Hint: Electrical power is the rate per unit of time at which an electrical circuit transmits electrical energy. A watt, one joule per second, is the SI unit of power. Calculate Heat required by water in per second in $\dfrac{\mathrm{d} \mathrm{Q}}{\mathrm{dt}}=250 \mathrm{cal} \mathrm{s}^{-1}$ and then change it to SI unit of the power $\dfrac{\mathrm{dQ}}{\mathrm{dt}}=250 \times 4.2 \mathrm{Js}^{-1}$

Formula used:
$\dfrac{\mathrm{dQ}}{\mathrm{dt}}=\dfrac{\mathrm{dm}}{\mathrm{dt}} \mathrm{C}\left(\mathrm{T}_{2}-\mathrm{T}_{1}\right)$

Complete solution:
Electrical Power, (P) is the rate at which energy is absorbed or generated within a circuit in a circuit.
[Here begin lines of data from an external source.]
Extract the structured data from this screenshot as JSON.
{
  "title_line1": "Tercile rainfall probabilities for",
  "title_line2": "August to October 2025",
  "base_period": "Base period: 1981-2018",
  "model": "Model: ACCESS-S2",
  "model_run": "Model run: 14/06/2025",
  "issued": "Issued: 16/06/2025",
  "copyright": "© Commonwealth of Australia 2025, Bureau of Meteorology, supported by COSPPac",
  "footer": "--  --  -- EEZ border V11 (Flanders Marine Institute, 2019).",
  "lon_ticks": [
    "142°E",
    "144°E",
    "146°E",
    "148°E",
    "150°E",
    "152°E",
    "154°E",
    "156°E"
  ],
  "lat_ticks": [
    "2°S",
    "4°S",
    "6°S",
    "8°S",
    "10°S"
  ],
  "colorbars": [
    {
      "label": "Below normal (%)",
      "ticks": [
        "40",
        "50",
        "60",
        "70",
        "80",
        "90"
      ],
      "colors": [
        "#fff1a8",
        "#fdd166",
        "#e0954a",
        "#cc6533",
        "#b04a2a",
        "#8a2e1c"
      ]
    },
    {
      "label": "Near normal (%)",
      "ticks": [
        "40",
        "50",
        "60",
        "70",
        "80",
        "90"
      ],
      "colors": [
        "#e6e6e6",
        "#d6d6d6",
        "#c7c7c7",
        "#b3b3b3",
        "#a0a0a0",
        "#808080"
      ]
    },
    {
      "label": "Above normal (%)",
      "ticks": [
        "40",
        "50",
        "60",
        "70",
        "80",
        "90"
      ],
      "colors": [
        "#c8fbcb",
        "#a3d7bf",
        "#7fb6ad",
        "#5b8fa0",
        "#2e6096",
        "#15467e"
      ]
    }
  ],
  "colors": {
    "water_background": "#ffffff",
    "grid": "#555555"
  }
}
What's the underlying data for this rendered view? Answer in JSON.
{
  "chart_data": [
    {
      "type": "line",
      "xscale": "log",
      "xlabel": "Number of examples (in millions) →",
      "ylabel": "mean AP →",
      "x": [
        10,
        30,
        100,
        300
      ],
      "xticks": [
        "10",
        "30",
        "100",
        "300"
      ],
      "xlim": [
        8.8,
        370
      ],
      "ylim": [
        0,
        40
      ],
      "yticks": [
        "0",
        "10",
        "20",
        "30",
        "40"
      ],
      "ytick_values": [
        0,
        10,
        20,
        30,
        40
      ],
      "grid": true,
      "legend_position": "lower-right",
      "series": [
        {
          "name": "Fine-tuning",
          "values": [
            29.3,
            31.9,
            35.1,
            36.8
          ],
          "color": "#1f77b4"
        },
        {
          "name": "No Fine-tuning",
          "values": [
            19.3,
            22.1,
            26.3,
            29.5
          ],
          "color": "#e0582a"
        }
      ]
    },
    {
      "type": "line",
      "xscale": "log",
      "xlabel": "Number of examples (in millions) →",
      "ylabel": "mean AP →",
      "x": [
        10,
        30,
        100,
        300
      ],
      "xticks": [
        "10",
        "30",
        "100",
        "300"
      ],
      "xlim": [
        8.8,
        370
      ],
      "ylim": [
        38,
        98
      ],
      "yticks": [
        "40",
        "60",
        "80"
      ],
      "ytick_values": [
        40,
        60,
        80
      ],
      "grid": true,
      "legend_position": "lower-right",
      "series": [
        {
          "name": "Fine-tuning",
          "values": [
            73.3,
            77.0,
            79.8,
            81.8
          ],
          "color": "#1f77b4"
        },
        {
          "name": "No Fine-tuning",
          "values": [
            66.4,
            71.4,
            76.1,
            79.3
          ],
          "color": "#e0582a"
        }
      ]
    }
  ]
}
While the connected load absorbs it, a source of energy such as a voltage will produce or deliver power. Electrical power is the rate per unit of time at which an electrical circuit transmits electrical energy. A watt, one joule per second, is the SI unit of power. Generally, electricity is generated by electric generators but can also be supplied by sources such as electric batteries.

Given
$\mathrm{T}_{1}=22^{\circ} \mathrm{C} \quad \mathrm{T}_{2}=37^{\circ} \mathrm{C} \quad \mathrm{m}=1$ liter $\text{t}=1~\text{min}$

Heat required by water per second to change its temperature from $22^{\circ} \mathrm{C}$ to $37^{\circ} \mathrm{C}$ $\dfrac{\mathrm{dQ}}{\mathrm{dt}}=\dfrac{\mathrm{dm}}{\mathrm{dt}} \mathrm{C}\left(\mathrm{T}_{2}-\mathrm{T}_{1}\right)$
$\dfrac{\mathrm{dQ}}{\mathrm{dt}}=\dfrac{1000}{60}(1)(37-22)$
$\dfrac{\mathrm{d} \mathrm{Q}}{\mathrm{dt}}=250 \mathrm{cal} \mathrm{s}^{-1}$
$\dfrac{\mathrm{dQ}}{\mathrm{dt}}=250 \times 4.2 \mathrm{Js}^{-1}$
$\dfrac{\mathrm{dQ}}{\mathrm{dt}}=1050 \mathrm{Js}^{-1}$

The power of geyser is $\dfrac{\mathrm{dQ}}{\mathrm{dt}}=1050 \mathrm{Js}^{-1}$. Correct option is (B).

Note:
According to \[P=IV\], a circuit element dissipates or generates power, where I is the current through the element and V is the voltage across it. The instantaneous power \[p\left( t \right)=i\left( t \right)v\left( t \right)\]is also time-dependent, since both the current and the voltage depend on time in an ac circuit. These three kinds of power, true, reactive, and apparent, relate in trigonometric form to each other.